Yine kurala dönersek… Bu tür engellemelere karşı grup içinden sarı kartı olmayan bir futbolcuya “sarı” gösterilmesi gerekiyor. Hayır, bu kural da uygulanmıyor.
Jorge Jesus oyun akışının durmasına karşı tavır koyarken, Süper Lig’deki meslektaşlarının da bu tavrı paylaşması gerektiğini düşünüyorum.
Kısacası haftanın mesajı şu:
Yere YATMA… Faul YAPMA… Oyundan SAPMA!
Onlar hep 1 numara
Uğurcan, Altay, Mert, Gökhan, Ertaç… Hepsi de 1 numara. Süper Lig’in en kaliteli kalecileri… Sadece onlar değil, performanslarıyla takımın başarısında başrolü üstlenen çok kaleci var… Her maçta onlarca kurtarış yaparlar ama günün birinde gol(leri) yediklerinde günah keçileri kadrosunda yine 1 numaraya konurlar.
Geçenlerde… Fenerbahçe taraftarları 5-4’lük harika oyunda dört gole engel olamayan Altay Bayındır’a kalp kıran sloganlar attı. Trabzonspor’da kazara bir gol yese, biliyorum, kabak Uğurcan Çakır’ın başında patlayacaktı. Adana Demirsporlu Ertaç Özbir, Giresunsporlu Onurcan, Beşiktaşlı Mert Günok, kenara alınan Ersin Destanoğlu… İlle de Muslera… Hepsine saygı borcumuz var.
Dün bir tur atıp kaleci antrenörlerine de baktım… Hakan Çalışkan (BJK), Özden Öngün(Fenerbahçe), Fadıl Koşutan, Can Okuyucu (Galatasaray), Haluk Güngör (Trabzonspor), Murat Gönen (Adana D. Spor), İlker Avcıbay (Giresunspor)… Hepsi de heykeltraş adanmışlığıyla ellerindeki kalecileri en yüksek forma ulaştırmaya geliştirmeye çalışıyor. Emeklerine saygı gösterelim.
Sırası gelmişken… Milli Takım’ın kaleci antrenörü Bundesliga’dan Michael Rechner… Çok değerli, akademik çalışmalarıyla tanınan, kitap yazan bir uzman. Hoffenheim’de görevli. Ona da saygımız var ama… Bizimkilerin suyu mu çıktı?
Yılmaz Hoca cezalı!
Yılmaz Vural Hocamız, geçenlerde Endexspor yöneticisi Adil Yıldız’ı aradı, “Ümraniyeli dostlar maça davet etti, gel birlikte kendimize bilet alıp sakin bir maç seyredelim” dedi. Passolig kartlarıyla TFF kontenjanından bilet alıp Karagümrük maçına gittiler. Tarafsız seyirciye kale arkası uygun görülmüştü. Neyse, Hoca da kale arkasından maç izlemeyi severdi. Sorun yoktu.

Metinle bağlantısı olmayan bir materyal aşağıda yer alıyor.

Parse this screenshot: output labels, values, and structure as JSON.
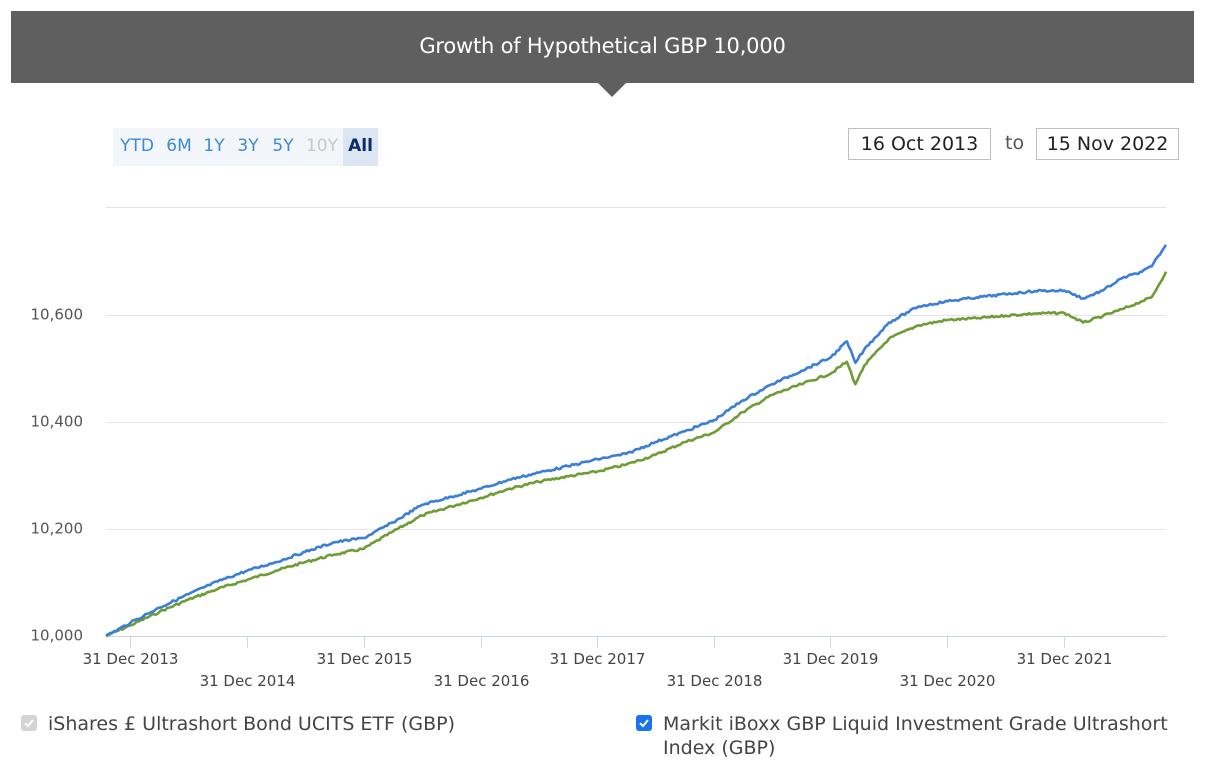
{
  "header": {
    "title": "Growth of Hypothetical GBP 10,000"
  },
  "range_tabs": [
    {
      "label": "YTD",
      "state": "enabled"
    },
    {
      "label": "6M",
      "state": "enabled"
    },
    {
      "label": "1Y",
      "state": "enabled"
    },
    {
      "label": "3Y",
      "state": "enabled"
    },
    {
      "label": "5Y",
      "state": "enabled"
    },
    {
      "label": "10Y",
      "state": "disabled"
    },
    {
      "label": "All",
      "state": "active"
    }
  ],
  "date_range": {
    "from": "16 Oct 2013",
    "to_label": "to",
    "to": "15 Nov 2022"
  },
  "legend": [
    {
      "label": "iShares £ Ultrashort Bond UCITS ETF (GBP)",
      "checked": true,
      "locked": true
    },
    {
      "label": "Markit iBoxx GBP Liquid Investment Grade Ultrashort Index (GBP)",
      "checked": true,
      "locked": false
    }
  ],
  "colors": {
    "fund": "#3a7fd5",
    "index": "#6e9c35",
    "grid": "#e4e4e4",
    "axis": "#ccd6eb",
    "checkbox": "#1a73e8"
  },
  "chart_data": {
    "type": "line",
    "xlim": [
      "2013-10-16",
      "2022-11-15"
    ],
    "ylim": [
      10000,
      10840
    ],
    "y_ticks": [
      10000,
      10200,
      10400,
      10600,
      10800
    ],
    "y_tick_labels": [
      "10,000",
      "10,200",
      "10,400",
      "10,600",
      ""
    ],
    "x_ticks": [
      "2013-12-31",
      "2014-12-31",
      "2015-12-31",
      "2016-12-31",
      "2017-12-31",
      "2018-12-31",
      "2019-12-31",
      "2020-12-31",
      "2021-12-31"
    ],
    "x_tick_labels": [
      "31 Dec 2013",
      "31 Dec 2014",
      "31 Dec 2015",
      "31 Dec 2016",
      "31 Dec 2017",
      "31 Dec 2018",
      "31 Dec 2019",
      "31 Dec 2020",
      "31 Dec 2021"
    ],
    "grid": true,
    "series": [
      {
        "name": "iShares £ Ultrashort Bond UCITS ETF (GBP)",
        "points": [
          [
            "2013-10-16",
            10000
          ],
          [
            "2014-01-01",
            10025
          ],
          [
            "2014-04-01",
            10053
          ],
          [
            "2014-07-01",
            10078
          ],
          [
            "2014-10-01",
            10102
          ],
          [
            "2015-01-01",
            10122
          ],
          [
            "2015-04-01",
            10138
          ],
          [
            "2015-07-01",
            10157
          ],
          [
            "2015-10-01",
            10175
          ],
          [
            "2016-01-01",
            10183
          ],
          [
            "2016-04-01",
            10212
          ],
          [
            "2016-07-01",
            10245
          ],
          [
            "2016-10-01",
            10260
          ],
          [
            "2017-01-01",
            10275
          ],
          [
            "2017-04-01",
            10292
          ],
          [
            "2017-07-01",
            10305
          ],
          [
            "2017-10-01",
            10317
          ],
          [
            "2018-01-01",
            10330
          ],
          [
            "2018-04-01",
            10340
          ],
          [
            "2018-07-01",
            10362
          ],
          [
            "2018-10-01",
            10382
          ],
          [
            "2019-01-01",
            10403
          ],
          [
            "2019-04-01",
            10440
          ],
          [
            "2019-07-01",
            10470
          ],
          [
            "2019-10-01",
            10495
          ],
          [
            "2020-01-01",
            10520
          ],
          [
            "2020-02-20",
            10550
          ],
          [
            "2020-03-18",
            10510
          ],
          [
            "2020-04-15",
            10535
          ],
          [
            "2020-07-01",
            10585
          ],
          [
            "2020-10-01",
            10615
          ],
          [
            "2021-01-01",
            10625
          ],
          [
            "2021-04-01",
            10632
          ],
          [
            "2021-07-01",
            10638
          ],
          [
            "2021-10-01",
            10644
          ],
          [
            "2022-01-01",
            10645
          ],
          [
            "2022-03-01",
            10630
          ],
          [
            "2022-05-01",
            10645
          ],
          [
            "2022-07-01",
            10668
          ],
          [
            "2022-09-01",
            10680
          ],
          [
            "2022-10-01",
            10690
          ],
          [
            "2022-11-15",
            10730
          ]
        ]
      },
      {
        "name": "Markit iBoxx GBP Liquid Investment Grade Ultrashort Index (GBP)",
        "points": [
          [
            "2013-10-16",
            10000
          ],
          [
            "2014-01-01",
            10020
          ],
          [
            "2014-04-01",
            10045
          ],
          [
            "2014-07-01",
            10068
          ],
          [
            "2014-10-01",
            10088
          ],
          [
            "2015-01-01",
            10105
          ],
          [
            "2015-04-01",
            10122
          ],
          [
            "2015-07-01",
            10138
          ],
          [
            "2015-10-01",
            10152
          ],
          [
            "2016-01-01",
            10163
          ],
          [
            "2016-04-01",
            10195
          ],
          [
            "2016-07-01",
            10225
          ],
          [
            "2016-10-01",
            10242
          ],
          [
            "2017-01-01",
            10258
          ],
          [
            "2017-04-01",
            10275
          ],
          [
            "2017-07-01",
            10288
          ],
          [
            "2017-10-01",
            10298
          ],
          [
            "2018-01-01",
            10307
          ],
          [
            "2018-04-01",
            10320
          ],
          [
            "2018-07-01",
            10338
          ],
          [
            "2018-10-01",
            10362
          ],
          [
            "2019-01-01",
            10380
          ],
          [
            "2019-04-01",
            10418
          ],
          [
            "2019-07-01",
            10450
          ],
          [
            "2019-10-01",
            10470
          ],
          [
            "2020-01-01",
            10490
          ],
          [
            "2020-02-20",
            10512
          ],
          [
            "2020-03-18",
            10470
          ],
          [
            "2020-04-15",
            10505
          ],
          [
            "2020-07-01",
            10555
          ],
          [
            "2020-10-01",
            10580
          ],
          [
            "2021-01-01",
            10590
          ],
          [
            "2021-04-01",
            10593
          ],
          [
            "2021-07-01",
            10598
          ],
          [
            "2021-10-01",
            10602
          ],
          [
            "2022-01-01",
            10603
          ],
          [
            "2022-03-01",
            10585
          ],
          [
            "2022-05-01",
            10597
          ],
          [
            "2022-07-01",
            10610
          ],
          [
            "2022-09-01",
            10625
          ],
          [
            "2022-10-01",
            10632
          ],
          [
            "2022-11-15",
            10680
          ]
        ]
      }
    ]
  }
}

Sonrasında Ümraniye - Alanyaspor maçını da izlemek istedi Yılmaz Hoca… Passolig’e girdiler ki… Aaa!… Kale arkası tribünü maç sonundaki kötü tezahürat nedeniyle kapanmış, Yılmaz Hoca ile Adil’in bilet hakları bloke edilmişti. İlahi Yılmaz Hoca… Bunu da gördün ya! Neyse, yine de bir hayır varmış. Bak, sen gitmedin adamlar ilk kez maç kazandı!